Japan - Commercial Guide

Discusses pricing formula and other fees, value-added tax (VAT), etc.

Last published date: 2019-10-13
A decade of near-zero inflation, combined with decreased regulation and greater global competition, has had a profound effect on Japanese price-setting strategies. A low economic growth rate, combined with an aging population receiving fixed incomes make the average Japanese consumer more value conscious. The growth online marketplaces such as Rakuten and Amazon Japan, has also contributed to greater product awareness and price sensitivity by Japanese consumers.

In March 2019, the Japanese government enacted the tax reform bill, which may further increase consumers’ sensitivity to retail prices. Among various reforms, the bill included changes in international taxation, a consumption tax hike from 8 to 10%, and greater tax incentives for companies undertaking R&D, in order to promote innovation.
Furthermore, deregulation has eliminated multiple layers of intermediaries in the distribution process. These factors have led companies to move away from pursuing a low margin, high volume strategy toward a more real-time pricing strategy aimed at adjusting prices based on prevailing market conditions.

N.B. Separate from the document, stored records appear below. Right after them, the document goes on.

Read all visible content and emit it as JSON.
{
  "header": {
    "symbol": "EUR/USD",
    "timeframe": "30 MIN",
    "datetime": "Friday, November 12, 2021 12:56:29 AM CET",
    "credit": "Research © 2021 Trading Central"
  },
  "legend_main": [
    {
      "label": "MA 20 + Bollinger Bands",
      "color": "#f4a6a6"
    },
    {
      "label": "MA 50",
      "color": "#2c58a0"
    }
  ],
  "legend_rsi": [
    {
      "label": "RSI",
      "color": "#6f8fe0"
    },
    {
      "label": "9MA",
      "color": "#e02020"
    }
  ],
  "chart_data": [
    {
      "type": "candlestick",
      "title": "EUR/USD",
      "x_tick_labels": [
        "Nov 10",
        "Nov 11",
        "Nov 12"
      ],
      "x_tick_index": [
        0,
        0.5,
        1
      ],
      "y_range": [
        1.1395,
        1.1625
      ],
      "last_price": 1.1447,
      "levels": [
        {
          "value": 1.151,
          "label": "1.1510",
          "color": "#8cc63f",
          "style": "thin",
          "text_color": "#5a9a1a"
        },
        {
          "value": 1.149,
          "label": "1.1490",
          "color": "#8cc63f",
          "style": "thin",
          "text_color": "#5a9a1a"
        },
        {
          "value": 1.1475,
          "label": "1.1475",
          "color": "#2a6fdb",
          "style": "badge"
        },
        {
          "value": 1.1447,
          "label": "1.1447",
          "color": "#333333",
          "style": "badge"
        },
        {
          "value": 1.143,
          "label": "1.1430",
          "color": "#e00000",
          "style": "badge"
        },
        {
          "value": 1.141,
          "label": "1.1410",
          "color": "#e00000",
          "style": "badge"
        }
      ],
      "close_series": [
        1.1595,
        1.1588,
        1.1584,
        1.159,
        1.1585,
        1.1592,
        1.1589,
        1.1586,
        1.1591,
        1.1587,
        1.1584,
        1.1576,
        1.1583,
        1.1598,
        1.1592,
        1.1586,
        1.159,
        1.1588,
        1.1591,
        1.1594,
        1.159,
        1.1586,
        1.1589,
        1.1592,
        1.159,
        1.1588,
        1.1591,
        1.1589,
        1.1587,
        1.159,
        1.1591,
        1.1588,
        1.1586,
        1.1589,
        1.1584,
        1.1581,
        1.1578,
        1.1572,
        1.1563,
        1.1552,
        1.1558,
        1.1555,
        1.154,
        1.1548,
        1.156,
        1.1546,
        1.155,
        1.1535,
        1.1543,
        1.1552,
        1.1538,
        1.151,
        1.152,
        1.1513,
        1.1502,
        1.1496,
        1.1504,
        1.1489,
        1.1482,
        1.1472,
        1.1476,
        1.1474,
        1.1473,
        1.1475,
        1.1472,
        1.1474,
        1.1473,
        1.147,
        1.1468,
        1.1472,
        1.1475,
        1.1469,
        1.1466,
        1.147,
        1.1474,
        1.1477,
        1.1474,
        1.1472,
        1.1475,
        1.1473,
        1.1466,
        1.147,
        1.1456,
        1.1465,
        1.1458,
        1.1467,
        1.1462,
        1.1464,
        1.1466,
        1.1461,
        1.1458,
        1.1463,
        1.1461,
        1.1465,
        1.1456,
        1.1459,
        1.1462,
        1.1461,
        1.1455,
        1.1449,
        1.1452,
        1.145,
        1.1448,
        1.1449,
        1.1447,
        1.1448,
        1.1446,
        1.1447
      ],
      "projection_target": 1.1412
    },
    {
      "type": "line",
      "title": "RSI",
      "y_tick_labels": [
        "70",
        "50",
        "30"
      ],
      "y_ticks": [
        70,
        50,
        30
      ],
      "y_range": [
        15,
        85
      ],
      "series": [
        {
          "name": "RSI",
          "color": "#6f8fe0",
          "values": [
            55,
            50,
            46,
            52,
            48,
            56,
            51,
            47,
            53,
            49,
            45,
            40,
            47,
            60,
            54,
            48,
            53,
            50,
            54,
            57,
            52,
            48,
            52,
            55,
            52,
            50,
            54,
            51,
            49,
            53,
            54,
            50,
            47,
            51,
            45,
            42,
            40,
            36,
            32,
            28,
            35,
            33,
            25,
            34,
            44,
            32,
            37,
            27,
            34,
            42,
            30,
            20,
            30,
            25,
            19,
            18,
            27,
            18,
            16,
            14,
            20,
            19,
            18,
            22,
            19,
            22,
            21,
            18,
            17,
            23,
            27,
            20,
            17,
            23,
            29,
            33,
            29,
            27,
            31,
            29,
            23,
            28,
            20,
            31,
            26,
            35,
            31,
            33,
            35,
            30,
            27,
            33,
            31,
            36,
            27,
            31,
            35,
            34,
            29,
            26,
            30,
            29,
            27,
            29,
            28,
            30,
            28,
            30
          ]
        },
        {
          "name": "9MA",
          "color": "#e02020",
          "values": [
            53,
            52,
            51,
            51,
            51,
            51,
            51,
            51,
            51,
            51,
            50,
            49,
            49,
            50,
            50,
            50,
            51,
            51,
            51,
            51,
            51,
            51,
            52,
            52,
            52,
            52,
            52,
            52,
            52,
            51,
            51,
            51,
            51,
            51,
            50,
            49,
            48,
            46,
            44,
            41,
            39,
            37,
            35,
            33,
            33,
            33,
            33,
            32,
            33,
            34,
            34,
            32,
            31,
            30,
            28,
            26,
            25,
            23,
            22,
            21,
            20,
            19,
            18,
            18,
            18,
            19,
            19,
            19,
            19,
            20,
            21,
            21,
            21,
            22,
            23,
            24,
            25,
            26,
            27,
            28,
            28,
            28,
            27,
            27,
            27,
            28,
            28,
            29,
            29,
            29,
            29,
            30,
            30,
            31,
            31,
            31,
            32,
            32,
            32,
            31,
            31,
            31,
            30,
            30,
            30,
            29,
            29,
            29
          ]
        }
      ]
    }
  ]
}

In order to differentiate their product or service from competitors, companies have had to find other ways – apart from pricing – to draw customers. Features such as appealing packaging, after-market service, or extended warranties are among the common ways in which companies try to differentiate their brands. Japanese consumers have developed an implicit expectation for such add-on features when making a purchase. Consequently, when U.S. exporters review prices in the Japanese market, it is important to consider the entire “package” being offered by domestic competitors – namely, the product or service plus add-on features – in order to arrive at a more accurate price comparison.